Chinese language tech firm Alibaba on Monday launched Qwen 3, a household of AI fashions the corporate claims matches and in some circumstances outperforms the very best fashions out there from Google and OpenAI.
A lot of the fashions are — or quickly shall be — out there for obtain below an “open” license from AI dev platform Hugging Face and GitHub. They vary in dimension from 0.6 billion parameters to 235 billion parameters. Parameters roughly correspond to a mannequin’s problem-solving expertise, and fashions with extra parameters usually carry out higher than these with fewer parameters.
The rise of China-originated mannequin collection like Qwen have elevated the strain on American labs akin to OpenAI to ship extra succesful AI applied sciences. They’ve additionally led policymakers to implement restrictions geared toward limiting the power of Chinese language AI corporations to acquire the chips obligatory to coach fashions.
Introducing Qwen3!
We launch and open-weight Qwen3, our newest giant language fashions, together with 2 MoE fashions and 6 dense fashions, starting from 0.6B to 235B. Our flagship mannequin, Qwen3-235B-A22B, achieves aggressive leads to benchmark evaluations of coding, math, normal… pic.twitter.com/JWZkJeHWhC
— Qwen (@Alibaba_Qwen) April 28, 2025
In line with Alibaba, Qwen 3 fashions are “hybrid” fashions within the sense that they will take time and “reason” by means of advanced issues or reply easier requests shortly. Reasoning allows the fashions to successfully fact-check themselves, much like fashions like OpenAI’s o3, however at the price of greater latency.
“We have seamlessly integrated thinking and non-thinking modes, offering users the flexibility to control the thinking budget,” wrote the Qwen workforce in a weblog put up. “This design enables users to configure task-specific budgets with greater ease.”
A number of the fashions additionally undertake a combination of specialists (MoE) structure, which may be extra computationally environment friendly for answering queries. MoE breaks down duties into subtasks and delegates them to smaller, specialised “expert” fashions.
The Qwen 3 fashions help 119 languages, Alibaba says, and had been educated on a knowledge set of practically 36 trillion tokens. Tokens are the uncooked bits of knowledge {that a} mannequin processes; 1 million tokens is equal to about 750,000 phrases. Alibaba says that Qwen 3 was educated on a mixture of textbooks, “question-answer pairs,” code snippets, AI-generated knowledge, and extra.
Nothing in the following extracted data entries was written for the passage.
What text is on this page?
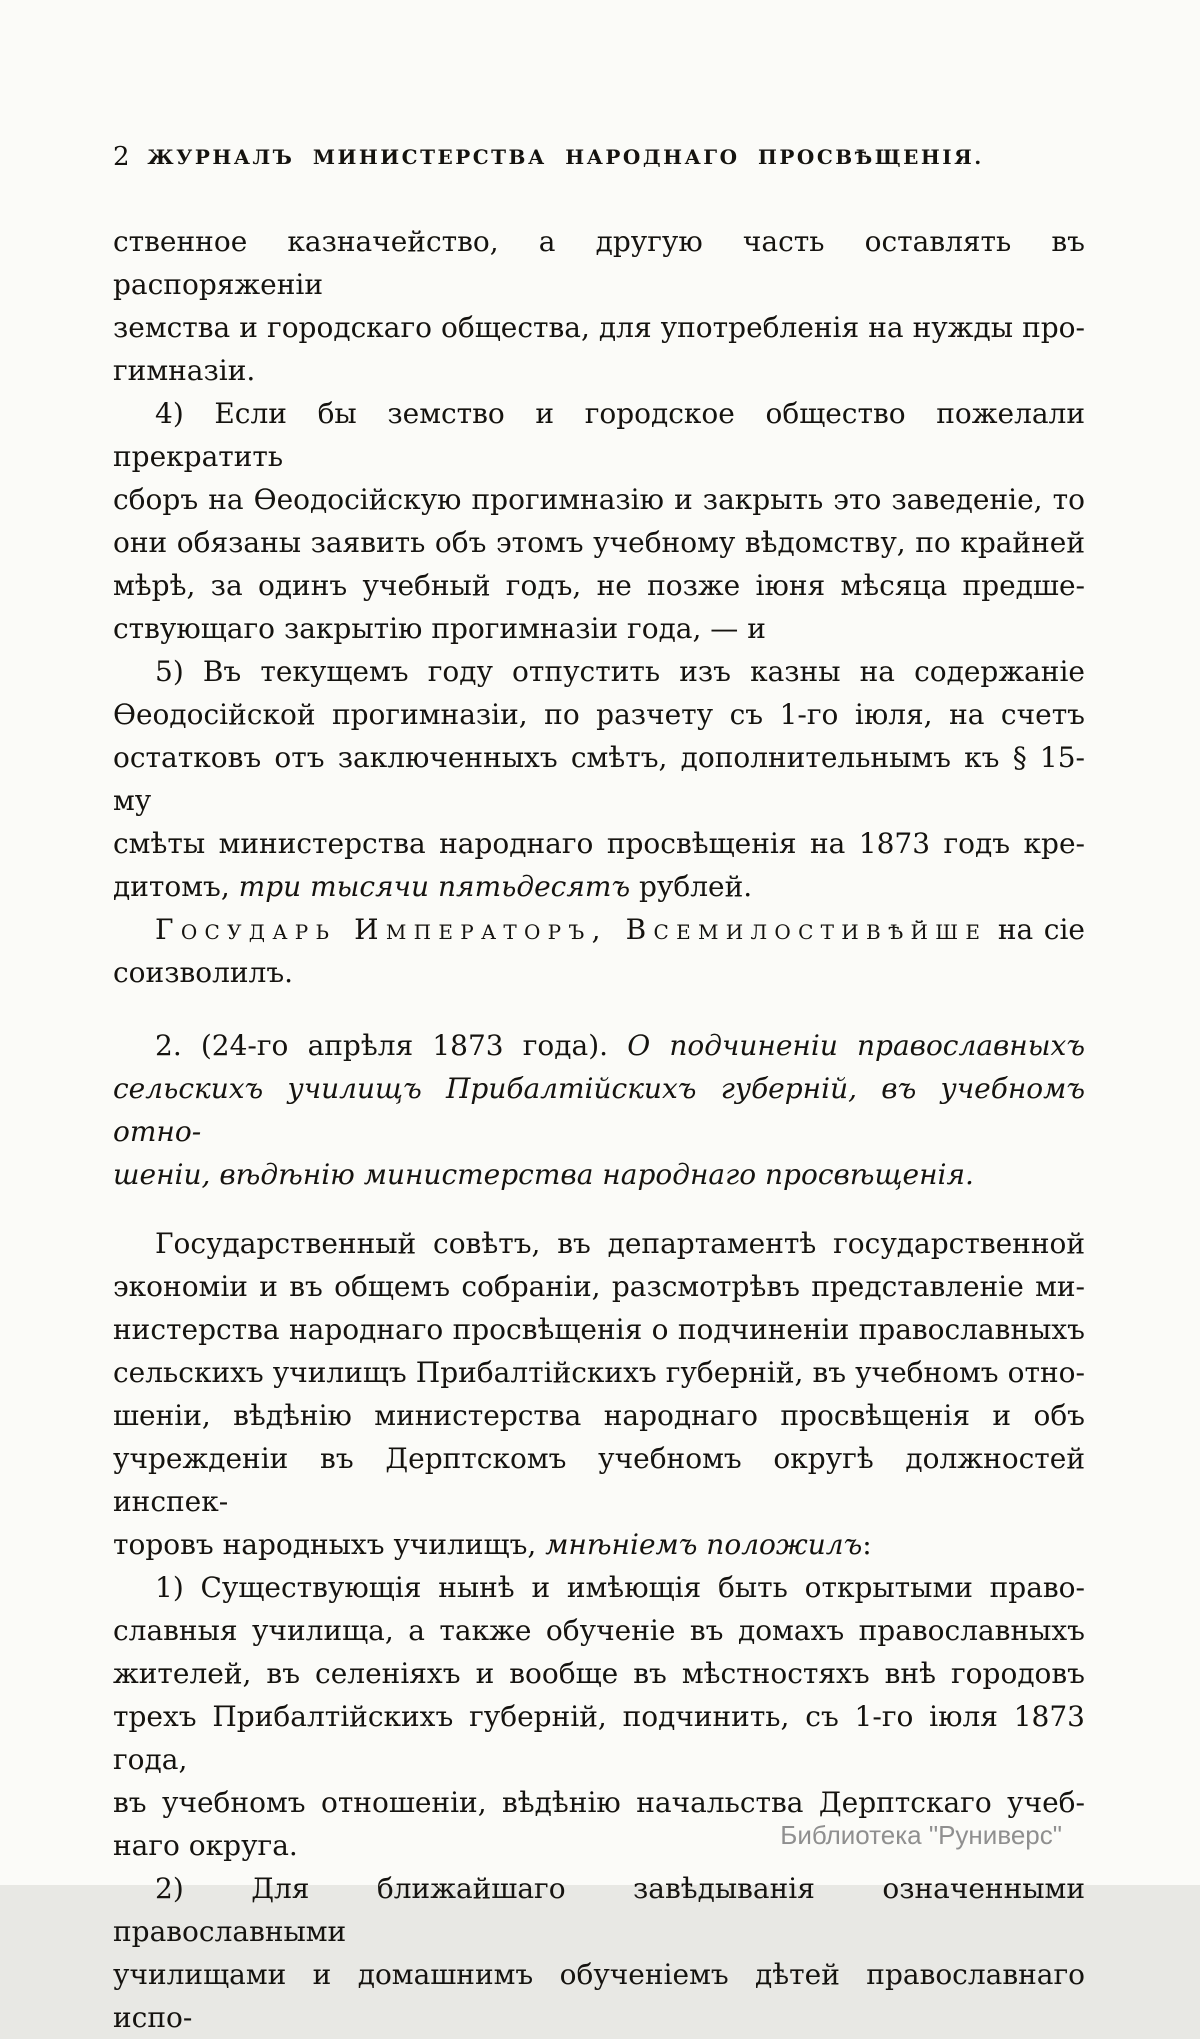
2 ЖУРНАЛЪ МИНИСТЕРСТВА НАРОДНАГО ПРОСВѢЩЕНІЯ.
ственное казначейство, а другую часть оставлять въ распоряженіи
земства и городскаго общества, для употребленія на нужды про-
гимназіи.
4) Если бы земство и городское общество пожелали прекратить
сборъ на Ѳеодосійскую прогимназію и закрыть это заведеніе, то
они обязаны заявить объ этомъ учебному вѣдомству, по крайней
мѣрѣ, за одинъ учебный годъ, не позже іюня мѣсяца предше-
ствующаго закрытію прогимназіи года, — и
5) Въ текущемъ году отпустить изъ казны на содержаніе
Ѳеодосійской прогимназіи, по разчету съ 1-го іюля, на счетъ
остатковъ отъ заключенныхъ смѣтъ, дополнительнымъ къ § 15-му
смѣты министерства народнаго просвѣщенія на 1873 годъ кре-
дитомъ, три тысячи пятьдесятъ рублей.
Государь Императоръ, Всемилостивѣйше на сіе
соизволилъ.
2. (24-го апрѣля 1873 года). О подчиненіи православныхъ
сельскихъ училищъ Прибалтійскихъ губерній, въ учебномъ отно-
шеніи, вѣдѣнію министерства народнаго просвѣщенія.
Государственный совѣтъ, въ департаментѣ государственной
экономіи и въ общемъ собраніи, разсмотрѣвъ представленіе ми-
нистерства народнаго просвѣщенія о подчиненіи православныхъ
сельскихъ училищъ Прибалтійскихъ губерній, въ учебномъ отно-
шеніи, вѣдѣнію министерства народнаго просвѣщенія и объ
учрежденіи въ Дерптскомъ учебномъ округѣ должностей инспек-
торовъ народныхъ училищъ, мнѣніемъ положилъ:
1) Существующія нынѣ и имѣющія быть открытыми право-
славныя училища, а также обученіе въ домахъ православныхъ
жителей, въ селеніяхъ и вообще въ мѣстностяхъ внѣ городовъ
трехъ Прибалтійскихъ губерній, подчинить, съ 1-го іюля 1873 года,
въ учебномъ отношеніи, вѣдѣнію начальства Дерптскаго учеб-
наго округа.
2) Для ближайшаго завѣдыванія означенными православными
училищами и домашнимъ обученіемъ дѣтей православнаго испо-
Библиотека "Руниверс"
These enhancements, together with others, vastly boosted Qwen 3’s capabilities in comparison with its predecessor, Qwen 2, says Alibaba. Not one of the Qwen 3 fashions are head and shoulders above top-of-the-line current fashions like OpenAI’s o3 and o4-mini, however they’re sturdy performers nonetheless.
On Codeforces, a platform for programming contests, the most important Qwen 3 mannequin — Qwen-3-235B-A22B — simply beats out OpenAI’s o3-mini and Google’s Gemini 2.5 Professional. Qwen-3-235B-A22B additionally bests o3-mini on the newest model of AIME, a difficult math benchmark, and BFCL, a take a look at for assessing a mannequin’s capacity to “reason” about issues.
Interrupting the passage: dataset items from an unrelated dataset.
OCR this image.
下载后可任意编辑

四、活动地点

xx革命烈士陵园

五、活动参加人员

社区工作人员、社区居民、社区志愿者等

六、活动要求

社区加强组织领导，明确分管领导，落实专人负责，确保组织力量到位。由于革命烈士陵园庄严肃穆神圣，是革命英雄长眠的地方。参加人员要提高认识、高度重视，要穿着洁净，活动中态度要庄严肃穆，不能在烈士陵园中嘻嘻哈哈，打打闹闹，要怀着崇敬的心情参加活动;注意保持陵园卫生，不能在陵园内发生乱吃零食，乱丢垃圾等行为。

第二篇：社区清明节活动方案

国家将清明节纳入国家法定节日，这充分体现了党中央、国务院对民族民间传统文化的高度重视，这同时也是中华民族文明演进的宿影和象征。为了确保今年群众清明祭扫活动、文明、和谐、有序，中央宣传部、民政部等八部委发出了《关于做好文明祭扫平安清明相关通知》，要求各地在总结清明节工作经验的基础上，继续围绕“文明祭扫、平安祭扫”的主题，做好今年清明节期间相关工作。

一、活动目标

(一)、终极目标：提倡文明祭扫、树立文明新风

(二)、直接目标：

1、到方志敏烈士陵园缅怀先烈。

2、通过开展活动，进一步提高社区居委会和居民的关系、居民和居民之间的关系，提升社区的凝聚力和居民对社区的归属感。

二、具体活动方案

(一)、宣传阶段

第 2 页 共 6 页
However Qwen-3-235B-A22B isn’t publicly out there — not less than not but.
The biggest public Qwen 3 mannequin, Qwen3-32B, remains to be aggressive with quite a few proprietary and open AI fashions, together with Chinese language AI lab DeepSeek’s R1. Qwen3-32B surpasses OpenAI’s o1 mannequin on a number of exams, together with the coding benchmark LiveCodeBench.
Alibaba says Qwen 3 “excels” in tool-calling capabilities in addition to following directions and copying particular knowledge codecs. Along with the fashions for obtain, Qwen 3 is on the market from cloud suppliers together with Fireworks AI and Hyperbolic.
Tuhin Srivastava, co-founder and CEO of AI cloud host Baseten, stated that Qwen 3 is one other level within the development line of open fashions retaining tempo with closed-source programs akin to OpenAI’s.
“The U.S. is doubling down on restricting sales of chips to China and purchases from China, but models like Qwen 3 that are state-of-the-art and open […] will undoubtedly be used domestically,” he informed TechCrunch. “It reflects the reality that businesses are both building their own tools [as well as] buying off the shelf via closed-model companies like Anthropic and OpenAI.”